The ulnar inclination, also called radial inclination or radial tilt, describes the angulation of the distal radial articular surface in relationship to the long axis of the radius in the frontal view. It is determined by a line perpendicular to the long axis of the radius and a line formed between the radial styloid and the distal sigmoid notch.
Shortening of the distal radius in acute fractures, but also in malunited fractures, can be assessed separately for the dorsal and palmar aspect of theradius by assessing the degree of shortening according to Sennwald ( Fig. 17.6 ).

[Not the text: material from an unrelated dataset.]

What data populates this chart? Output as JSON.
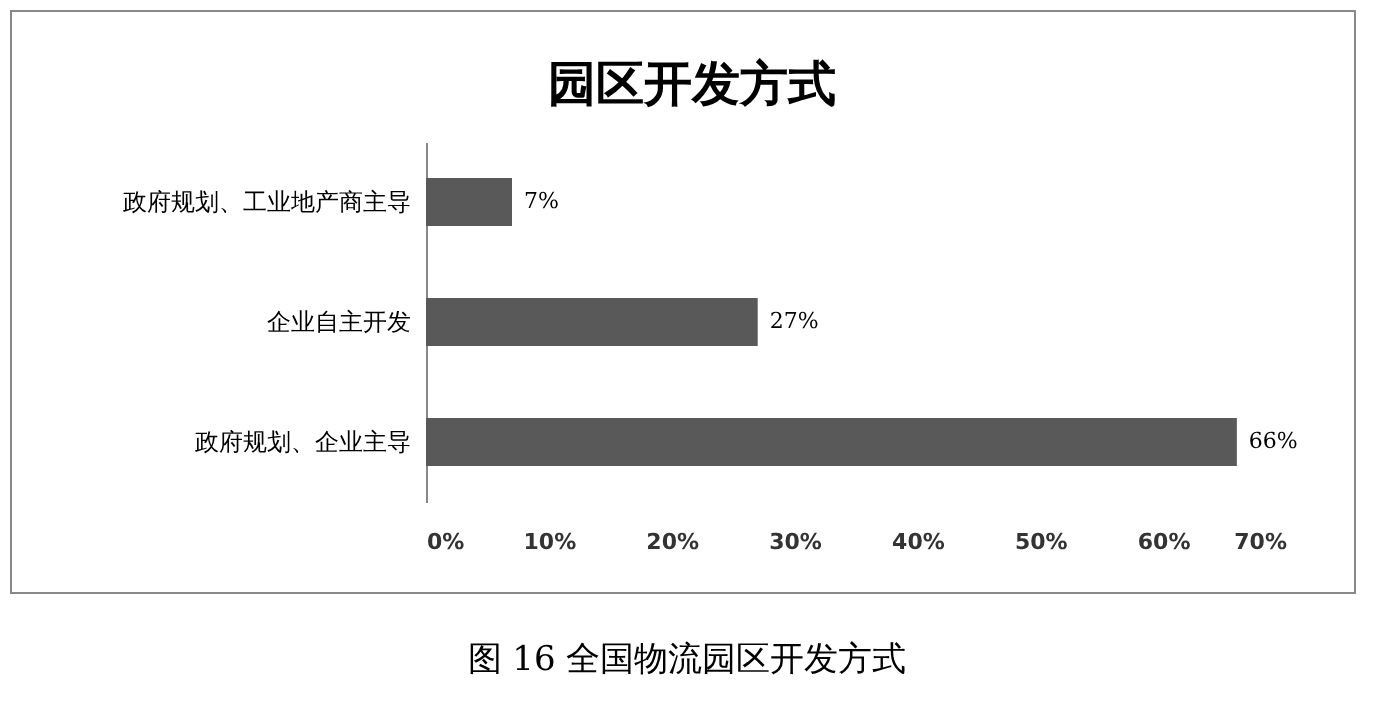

To describe displacement of the distal fragment to the radial, the dorsal, or the palmar side in acute fractures, but also in malunited fractures, determination of the radial shift is recommended (van der Linden’s method). A dorsal shift of the radius is defined as the distance between the longitudinal axis of the radius in the lateral view and the part of the radial epiphysis that is located furthest dorsally. A radial shift of the axis of the radius is defined as the distance between the longitudinal axis of the radius in the dorsopalmar projection and the point on the radial styloid that is furthest to the radial side. Dorsal and radial displacements of the distal radius fragment in acute fractures can also be determined by Abbaszadegan’s method ( Fig. 17.7 ). Callus formation makes this method less accurate for diagnosis of malunion of distal radius fractures.